<h1><center>Water quality</h1></center>

## Catboost. Cross-validation

**Importing libraries**

In [None]:
import pandas as pd
from sklearn.model_selection import train_test_split
from catboost import CatBoostClassifier, cv, Pool
import seaborn as sns
import matplotlib.pyplot as plt

In [None]:
SEED = 42

**Reading dataset**

In [None]:
df = pd.read_csv('../input/water-potability/water_potability.csv')
df.head()

**Correlation matrix**

In [None]:
sns.heatmap(df.corr())

**Correlation of potability versus other features**

In [None]:
df.corr()['Potability']

As we can see, there are low coefficients of correlation therefore we can make a conclusion that we should collect more data.

**Histogram of potability**

In [None]:
df['Potability'].hist(bins=2)

In the histogram we can see that we work with imbalanced dataset.

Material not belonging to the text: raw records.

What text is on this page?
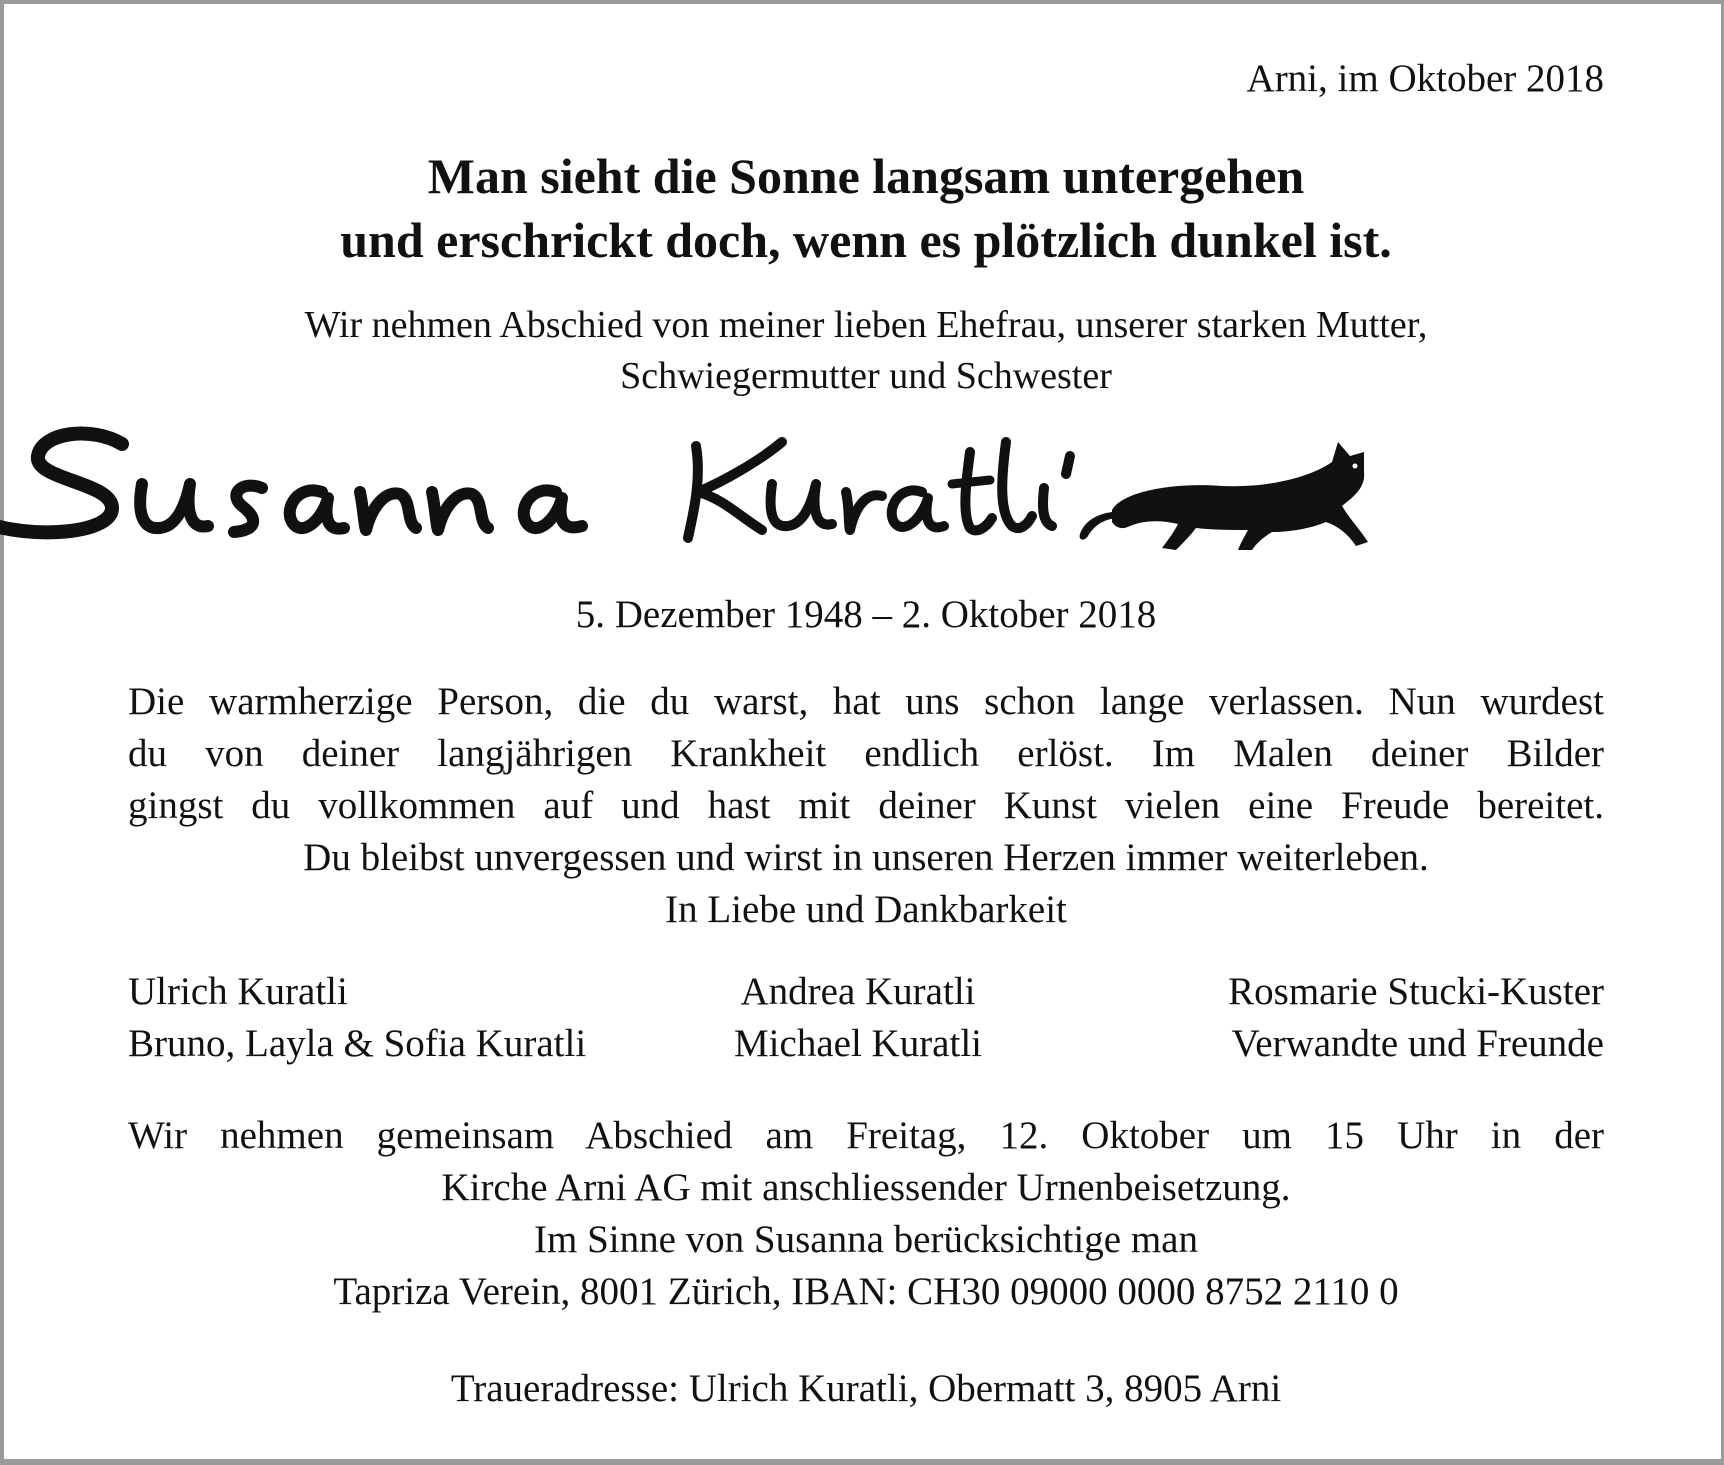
Arni, im Oktober 2018
Man sieht die Sonne langsam untergehen
und erschrickt doch, wenn es plötzlich dunkel ist.
Wir nehmen Abschied von meiner lieben Ehefrau, unserer starken Mutter,
Schwiegermutter und Schwester
5. Dezember 1948 – 2. Oktober 2018
Die warmherzige Person, die du warst, hat uns schon lange verlassen. Nun wurdest
du von deiner langjährigen Krankheit endlich erlöst. Im Malen deiner Bilder
gingst du vollkommen auf und hast mit deiner Kunst vielen eine Freude bereitet.
Du bleibst unvergessen und wirst in unseren Herzen immer weiterleben.
In Liebe und Dankbarkeit
Ulrich Kuratli
Bruno, Layla & Sofia Kuratli
Andrea Kuratli
Michael Kuratli
Rosmarie Stucki-Kuster
Verwandte und Freunde
Wir nehmen gemeinsam Abschied am Freitag, 12. Oktober um 15 Uhr in der
Kirche Arni AG mit anschliessender Urnenbeisetzung.
Im Sinne von Susanna berücksichtige man
Tapriza Verein, 8001 Zürich, IBAN: CH30 09000 0000 8752 2110 0
Traueradresse: Ulrich Kuratli, Obermatt 3, 8905 Arni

Therefore we should calculate `class_weights`. I follow the tip in the [catboost_docs](https://catboost.ai/docs/concepts/python-reference_parameters-list.html) and calculate the value by this formula:  
<center>$\large\begin{array}{l}
{w_0} = 1;\\
{w_1} = \frac{{sum\_negative}}{{sum\_positive}}.
\end{array}$

In [None]:
pots = df['Potability']
w0 = 1
w1 = pots[pots == 0].count() / pots[pots == 1].count()
class_weights = [w0, w1]
class_weights

We have imbalanced dataset therefore we should use _cross-validation_ for training model.

**Cross-validation**

In [None]:
cv_pool = Pool(df.drop('Potability', axis=1), df['Potability'])

params = {'iterations': 500,
          'loss_function': 'Logloss',
          'eval_metric': 'F1',
          'class_weights': class_weights,
          'roc_file': 'roc_file',
          'verbose': False}

**Grid search**

Let's search the best params for training.

In [None]:
model = CatBoostClassifier()
model.set_params(**params)

grid = {'learning_rate': [0.03, 0.1],
        'depth': [4, 6, 10],
        'l2_leaf_reg': [1, 3, 5, 7, 9]}

grid_search_result = model.grid_search(grid, 
                                       cv_pool,
                                       verbose=False,
                                       plot=False)

Add the best values of parameters to `params`.

In [None]:
params.update(grid_search_result['params'])

And call cross-validation.

In [None]:
scores = cv(cv_pool,
            params,
            fold_count=5, 
            verbose=False)

**Roc-curve**

In [None]:
roc_curve = pd.read_csv('catboost_info/roc_file', sep='\t')

plt.plot(roc_curve['FPR'], roc_curve['TPR'])

plt.title('ROC-curve')
plt.xlabel('FPR')
plt.ylabel('TPR')

plt.show()

Roc-curve shows us that we have low quality classificator. Let's calculate _AUC_ (Area Under Curve) to prove it.

In [None]:
print('AUC:', roc_curve['TPR'].sum() / roc_curve['TPR'].count())

AUC is above 0.5 but not so much for telling that it is a good classificator.

**Training**

In [None]:
model = CatBoostClassifier()
model.set_params(**params)
model.fit(cv_pool, silent=True)

In [None]:
print('Logloss:', scores['test-Logloss-mean'].iloc[-1])
print('F1-score:', scores['test-F1-mean'].iloc[-1])

**Conclusions**  
Features are uncorrelated with target therefore there was created a low quality classificator. I think it is necessary to collect more data for using machine learning algorithms.